Пою я эту песню, а самой-то грустнехонько, чувствую и голосом то же передаю, и уж как быть, не знаю, глаз от струн не подыму… Как вдруг, слышу, громко зарыдал Пушкин. Подняла я глаза, а он рукой за голову схватился, как ребеночек плачет… Кинулся к нему Павел Войнович (друг поэта П. В. Нащокин. – М. К.): «Что с тобой, что с тобой, Пушкин?» – «Ах, говорит, – эта ее песня всю мне внутрь перевернула, она мне не радость, а большую потерю предвещает!..» И недолго он после того оставался тут, уехал, ни с кем не простился…

«В табор! К цыганам! Гони!..»

Новый, XIX век ознаменовался повальной цыганоманией среди просвещенной публики.

«…Во дворцах аристократов, в усадьбах помещиков, домах потомственных дворян распевали цыганские романсы, песни. Одеваясь под цыган, учились плясать как цыгане, играть на гитаре. Семиструнная гитара стала любимым инструментом почти в каждой семье… После 1812 года в Москве вошли в моду парадные обеды в трактирах, на которые обязательно приглашался хор цыган, – рассказывает патриарх цыганской культуры И. И. Ром-Лебедев. – Это было очень красивое зрелище: цыганки приходили празднично одетые, в расшитых золотом шалях, пристегнутых к одному плечу, в монистах и серьгах из мелких золотых монет. И плясали и пели с огромным воодушевлением».

В конце XVIII века в «Сборнике русских простых песен с нотами» Трутовского, дополненном Львовым и Иваном Прачем, помимо русских народных песен впервые в отдельный раздел были вынесены песни цыганские.

Какие песни звучали в первом московском цыганском хоре? Все те же русские «Во поле береза стояла», «Ах вы, сени, мои сени», «Из-под дуба, из-под вяза» и т. п. Авторы сборника писали: «Песни сии, также русскими сочиненные, переменили название свое и образ своего напева по причине употребления их нашими цыганами, которые придают им пением своим такой живой наряд, в котором они весьма отличны от русских и для скорой пантомимной пляски стали несравненно оных удобнее, будучи и для голоса лучше многих простонародных. В них более прочих мелодии, более веселости…»

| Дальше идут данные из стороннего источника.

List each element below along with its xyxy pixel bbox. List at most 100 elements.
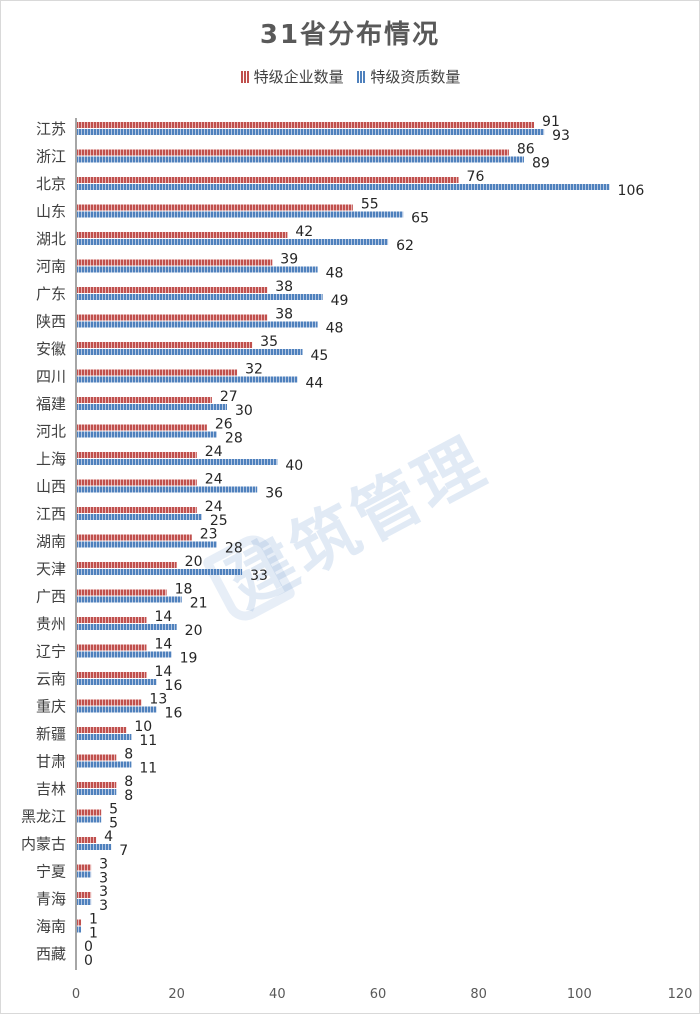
bar-qualifications: [76, 129, 545, 135]
data-label-enterprises: 55: [361, 197, 379, 213]
data-label-qualifications: 11: [139, 761, 157, 777]
data-label-enterprises: 86: [517, 142, 535, 158]
data-label-qualifications: 48: [326, 321, 344, 337]
bar-enterprises: [76, 699, 142, 706]
data-label-qualifications: 62: [396, 238, 414, 254]
data-label-qualifications: 36: [265, 486, 283, 502]
legend-swatch-red: [239, 71, 249, 83]
bar-enterprises: [76, 342, 253, 348]
bar-enterprises: [76, 177, 459, 183]
x-tick-label: 100: [567, 987, 592, 1002]
category-label: 湖南: [36, 533, 66, 551]
legend-item-qualifications: 特级资质数量: [356, 66, 460, 87]
data-label-enterprises: 10: [134, 719, 152, 735]
bar-qualifications: [76, 294, 323, 300]
bar-enterprises: [76, 809, 102, 816]
data-label-qualifications: 11: [139, 733, 157, 749]
legend-item-enterprises: 特级企业数量: [239, 66, 344, 87]
data-label-qualifications: 19: [180, 651, 198, 667]
bar-enterprises: [76, 919, 82, 926]
data-label-qualifications: 1: [89, 926, 98, 942]
bar-enterprises: [76, 892, 92, 898]
bar-enterprises: [76, 644, 147, 651]
category-label: 陕西: [36, 313, 66, 331]
category-label: 云南: [36, 670, 66, 688]
data-label-enterprises: 38: [275, 307, 293, 323]
data-label-enterprises: 24: [205, 472, 223, 488]
bar-enterprises: [76, 397, 212, 403]
bar-enterprises: [76, 424, 207, 431]
category-label: 内蒙古: [21, 835, 66, 853]
data-label-qualifications: 28: [225, 431, 243, 447]
bar-enterprises: [76, 837, 97, 843]
x-tick-label: 20: [168, 987, 185, 1002]
bar-qualifications: [76, 596, 182, 603]
data-label-enterprises: 38: [275, 279, 293, 295]
category-label: 河南: [36, 258, 66, 276]
data-label-enterprises: 35: [260, 334, 278, 350]
bar-qualifications: [76, 404, 227, 410]
data-label-qualifications: 49: [331, 293, 349, 309]
data-label-qualifications: 106: [618, 183, 645, 199]
bar-qualifications: [76, 844, 112, 850]
data-label-enterprises: 42: [295, 224, 313, 240]
bar-qualifications: [76, 706, 157, 713]
category-label: 辽宁: [36, 643, 66, 661]
category-label: 黑龙江: [21, 808, 66, 826]
bar-enterprises: [76, 232, 288, 238]
x-tick-label: 120: [668, 987, 693, 1002]
x-tick-label: 80: [470, 987, 487, 1002]
data-label-enterprises: 24: [205, 444, 223, 460]
bar-enterprises: [76, 727, 127, 733]
bar-qualifications: [76, 431, 217, 438]
bar-enterprises: [76, 287, 268, 293]
data-label-qualifications: 25: [210, 513, 228, 529]
category-label: 广东: [36, 285, 66, 303]
data-label-qualifications: 48: [326, 266, 344, 282]
bar-qualifications: [76, 871, 92, 878]
data-label-enterprises: 26: [215, 417, 233, 433]
data-label-enterprises: 3: [99, 884, 108, 900]
bar-enterprises: [76, 369, 238, 376]
bar-qualifications: [76, 926, 82, 933]
bar-qualifications: [76, 761, 132, 768]
data-label-enterprises: 20: [185, 554, 203, 570]
data-label-enterprises: 23: [200, 527, 218, 543]
category-label: 安徽: [36, 340, 66, 358]
data-label-enterprises: 8: [124, 774, 133, 790]
bar-enterprises: [76, 259, 273, 266]
category-label: 湖北: [36, 230, 66, 248]
bar-enterprises: [76, 452, 197, 458]
category-label: 北京: [36, 175, 66, 193]
bar-enterprises: [76, 149, 509, 156]
category-label: 广西: [36, 588, 66, 606]
data-label-qualifications: 21: [190, 596, 208, 612]
bar-enterprises: [76, 479, 197, 486]
data-label-enterprises: 18: [175, 582, 193, 598]
data-label-qualifications: 30: [235, 403, 253, 419]
data-label-qualifications: 28: [225, 541, 243, 557]
bar-qualifications: [76, 816, 102, 823]
data-label-qualifications: 20: [185, 623, 203, 639]
data-label-qualifications: 3: [99, 871, 108, 887]
bar-qualifications: [76, 651, 172, 658]
category-label: 新疆: [36, 725, 66, 743]
bar-qualifications: [76, 321, 318, 328]
chart-title: 31省分布情况: [259, 20, 441, 50]
data-label-qualifications: 89: [532, 156, 550, 172]
bar-qualifications: [76, 266, 318, 273]
category-label: 重庆: [36, 698, 66, 716]
data-label-enterprises: 32: [245, 362, 263, 378]
data-label-qualifications: 7: [119, 843, 128, 859]
category-label: 海南: [36, 918, 66, 936]
bar-qualifications: [76, 789, 117, 795]
data-label-enterprises: 24: [205, 499, 223, 515]
category-label: 山西: [36, 478, 66, 496]
bar-enterprises: [76, 204, 353, 211]
data-label-qualifications: 8: [124, 788, 133, 804]
category-label: 山东: [36, 203, 66, 221]
data-label-qualifications: 45: [311, 348, 329, 364]
data-label-enterprises: 91: [542, 114, 560, 130]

Тройка у ресторана «Эльдорадо» в Москве

К 1820-м годам открываются первые трактиры и рестораны, где вечерами чаруют слух гостей плачем скрипки и услаждают взор жаркой пляской.

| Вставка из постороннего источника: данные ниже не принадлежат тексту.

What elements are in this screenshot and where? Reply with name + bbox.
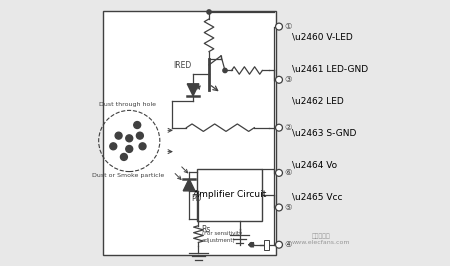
Text: Dust through hole: Dust through hole	[99, 102, 157, 107]
Text: \u2462 LED: \u2462 LED	[292, 97, 343, 106]
Text: Dust or Smoke particle: Dust or Smoke particle	[92, 173, 164, 178]
Circle shape	[110, 143, 117, 150]
Bar	[103, 11, 275, 255]
Text: 电子发烧友
www.elecfans.com: 电子发烧友 www.elecfans.com	[292, 233, 350, 246]
Text: ③: ③	[285, 75, 293, 84]
Circle shape	[275, 169, 283, 176]
Text: Amplifier Circuit: Amplifier Circuit	[193, 190, 266, 199]
Circle shape	[134, 122, 141, 128]
Text: ⑥: ⑥	[285, 168, 293, 177]
Text: (For sensitivity
adjustment): (For sensitivity adjustment)	[202, 231, 242, 243]
Bar	[264, 240, 269, 250]
Text: \u2460 V-LED: \u2460 V-LED	[292, 33, 352, 42]
Circle shape	[126, 146, 133, 152]
Text: \u2465 Vcc: \u2465 Vcc	[292, 192, 342, 201]
Text: \u2463 S-GND: \u2463 S-GND	[292, 128, 356, 138]
Circle shape	[139, 143, 146, 150]
Circle shape	[275, 76, 283, 83]
Circle shape	[136, 132, 144, 139]
Text: ①: ①	[285, 22, 293, 31]
Text: \u2461 LED-GND: \u2461 LED-GND	[292, 65, 368, 74]
Text: PD: PD	[192, 194, 202, 203]
Circle shape	[249, 243, 254, 247]
Text: ②: ②	[285, 123, 293, 132]
Text: Rs: Rs	[202, 225, 211, 234]
Circle shape	[115, 132, 122, 139]
Circle shape	[223, 68, 227, 73]
Circle shape	[126, 135, 133, 142]
Circle shape	[275, 124, 283, 131]
Text: IRED: IRED	[174, 61, 192, 70]
Polygon shape	[187, 84, 199, 96]
Text: ④: ④	[285, 240, 293, 249]
Circle shape	[275, 23, 283, 30]
Circle shape	[121, 153, 127, 160]
Text: \u2464 Vo: \u2464 Vo	[292, 160, 337, 169]
Polygon shape	[183, 179, 195, 191]
Circle shape	[207, 10, 211, 14]
Bar	[197, 169, 262, 221]
Circle shape	[275, 241, 283, 248]
Text: ⑤: ⑤	[285, 203, 293, 212]
Circle shape	[275, 204, 283, 211]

Обладатели первейших в империи фамилий любят на борзой тройке умчаться ночью в табор[5 - Выходец из старинного рода И. И. Ром-Лебедев поясняет в своей книге: «Наш дом в Петровском парке в Москве был цыганским домом, подобно петербургским домам на Черной речке. В них жили семьи хоровых цыган и знаменитых дирижеров Н. И. Шишкина, Н. Д. Дулькевича… В прежние времена такие дома назывались “табором”…»], где богатым гостям всегда рады и готовы петь и плясать с ними хоть до рассвета.

Когда в Москве первопрестольной
С тобой сойдемся мы вдвоем,
Уж знаю я, куда невольно
Умчит нас тройка вечерком…

Так со знанием дела написал Алексей Николаевич Апухтин в 1873 году в посвященном А. И. Гончарову стихотворении «О цыганах».

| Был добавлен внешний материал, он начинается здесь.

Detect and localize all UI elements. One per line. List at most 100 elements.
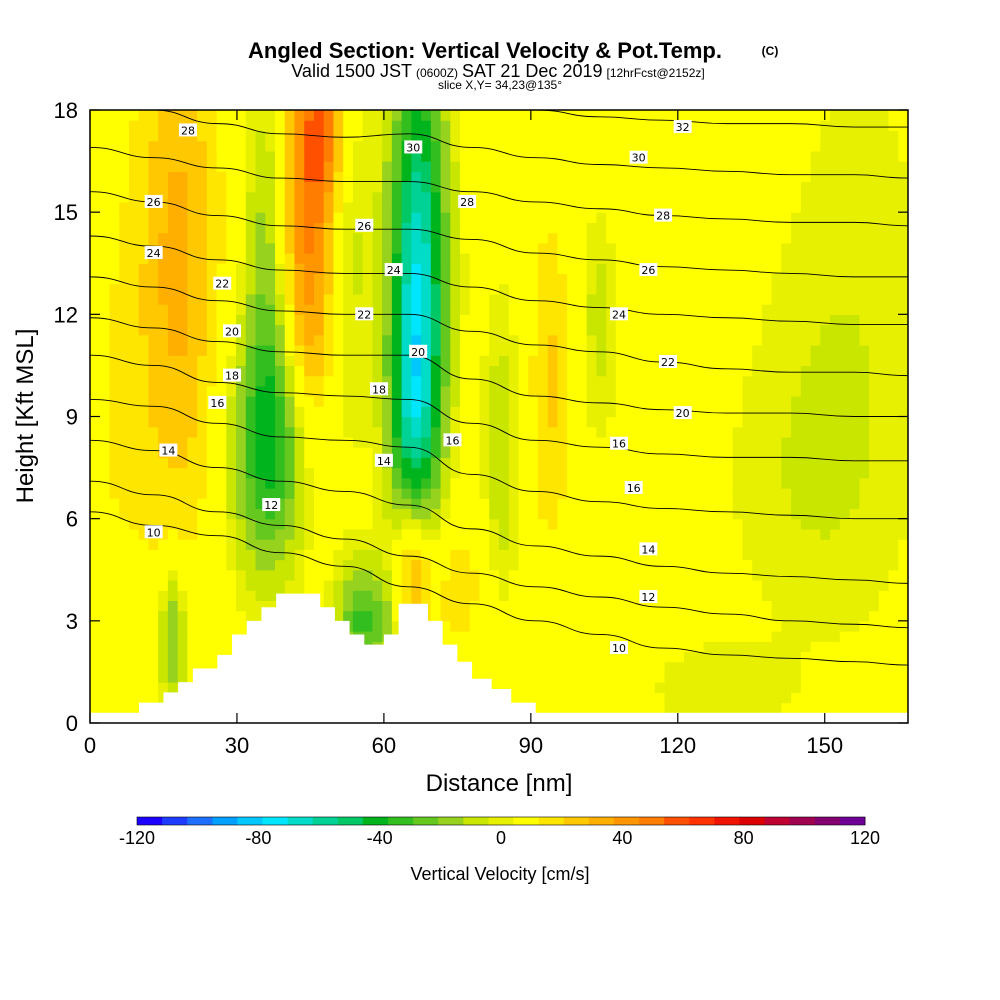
velocity-cell <box>177 161 188 172</box>
velocity-cell <box>528 140 539 152</box>
velocity-cell <box>352 426 364 438</box>
velocity-cell <box>800 283 812 295</box>
velocity-cell <box>99 477 111 489</box>
velocity-cell <box>313 110 325 121</box>
velocity-cell <box>732 201 744 213</box>
velocity-cell <box>684 692 695 704</box>
velocity-cell <box>138 508 150 520</box>
velocity-cell <box>567 416 578 428</box>
velocity-cell <box>119 528 130 540</box>
velocity-cell <box>167 518 179 530</box>
velocity-cell <box>878 436 890 448</box>
velocity-cell <box>800 201 812 213</box>
velocity-cell <box>226 457 237 469</box>
velocity-cell <box>547 222 559 234</box>
velocity-cell <box>382 150 393 162</box>
velocity-cell <box>752 150 763 162</box>
velocity-cell <box>557 498 568 510</box>
velocity-cell <box>245 600 257 612</box>
velocity-cell <box>693 232 705 244</box>
velocity-cell <box>596 365 607 377</box>
velocity-cell <box>489 140 500 152</box>
velocity-cell <box>898 610 908 622</box>
velocity-cell <box>197 579 208 591</box>
velocity-cell <box>722 263 734 275</box>
velocity-cell <box>693 385 705 397</box>
velocity-cell <box>119 314 130 326</box>
velocity-cell <box>703 590 714 601</box>
velocity-cell <box>800 457 812 469</box>
velocity-cell <box>313 518 325 530</box>
velocity-cell <box>557 253 568 264</box>
velocity-cell <box>537 436 549 448</box>
velocity-cell <box>635 569 646 581</box>
velocity-cell <box>323 283 335 295</box>
velocity-cell <box>99 253 111 264</box>
velocity-cell <box>859 150 870 162</box>
velocity-cell <box>664 539 675 550</box>
velocity-cell <box>713 447 724 458</box>
velocity-cell <box>635 661 646 673</box>
velocity-cell <box>411 498 422 510</box>
velocity-cell <box>236 344 247 356</box>
velocity-cell <box>197 498 208 510</box>
velocity-cell <box>557 600 568 612</box>
velocity-cell <box>576 477 588 489</box>
velocity-cell <box>664 528 675 540</box>
velocity-cell <box>489 324 500 336</box>
velocity-cell <box>528 396 539 407</box>
velocity-cell <box>664 344 675 356</box>
velocity-cell <box>849 161 860 172</box>
velocity-cell <box>372 569 383 581</box>
velocity-cell <box>109 355 120 367</box>
velocity-cell <box>537 498 549 510</box>
velocity-cell <box>800 426 812 438</box>
velocity-cell <box>810 334 821 346</box>
velocity-cell <box>732 447 744 458</box>
velocity-cell <box>693 110 705 121</box>
velocity-cell <box>177 293 188 305</box>
velocity-cell <box>567 559 578 571</box>
velocity-cell <box>635 692 646 704</box>
velocity-cell <box>557 610 568 622</box>
velocity-cell <box>245 498 257 510</box>
velocity-cell <box>372 120 383 132</box>
velocity-cell <box>849 344 860 356</box>
velocity-cell <box>255 549 266 561</box>
velocity-cell <box>158 253 169 264</box>
velocity-cell <box>421 304 432 315</box>
velocity-cell <box>635 457 646 469</box>
velocity-cell <box>411 314 422 326</box>
velocity-cell <box>430 344 442 356</box>
velocity-cell <box>343 334 354 346</box>
velocity-cell <box>654 518 666 530</box>
velocity-cell <box>216 150 227 162</box>
velocity-cell <box>284 110 296 121</box>
velocity-cell <box>645 508 656 520</box>
velocity-cell <box>615 191 627 203</box>
velocity-cell <box>557 314 568 326</box>
velocity-cell <box>411 365 422 377</box>
velocity-cell <box>761 181 773 193</box>
velocity-cell <box>557 283 568 295</box>
velocity-cell <box>177 590 188 601</box>
velocity-cell <box>869 559 880 571</box>
velocity-cell <box>518 610 529 622</box>
velocity-cell <box>499 253 510 264</box>
velocity-cell <box>499 406 510 418</box>
velocity-cell <box>781 293 792 305</box>
velocity-cell <box>323 293 335 305</box>
velocity-cell <box>664 590 675 601</box>
velocity-cell <box>440 488 451 499</box>
velocity-cell <box>372 477 383 489</box>
velocity-cell <box>206 426 218 438</box>
velocity-cell <box>382 253 393 264</box>
velocity-cell <box>323 447 335 458</box>
velocity-cell <box>284 140 296 152</box>
velocity-cell <box>128 365 140 377</box>
velocity-cell <box>460 477 471 489</box>
velocity-cell <box>781 283 792 295</box>
velocity-cell <box>654 467 666 479</box>
velocity-cell <box>684 222 695 234</box>
velocity-cell <box>109 661 120 673</box>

Наследники миллионных состояний кидали под ноги Стешам и Грушенькам пачки ассигнаций. Смуглянки, сверкая агатовыми очами, угощали прибывших шампанским. За каждый бокал, каждую песню и каждый танец полагалось платить отдельно.

В зарисовках сцен купеческого быта писателя Горбунова находим выразительные строчки о лихом кутеже:

Хор цыган во время ярмарки в Харькове. Гравюра Л. Серякова. 1871

Вот она, жизнь-то моя! Капиталу много, а тоски и еще больше!

Спрятался месяц за тучки,
Больше не хочет гулять.

Кабы в этом разе цыганов не было – помирать бы пришлось. Фараоны в линию! Конокрады по местам!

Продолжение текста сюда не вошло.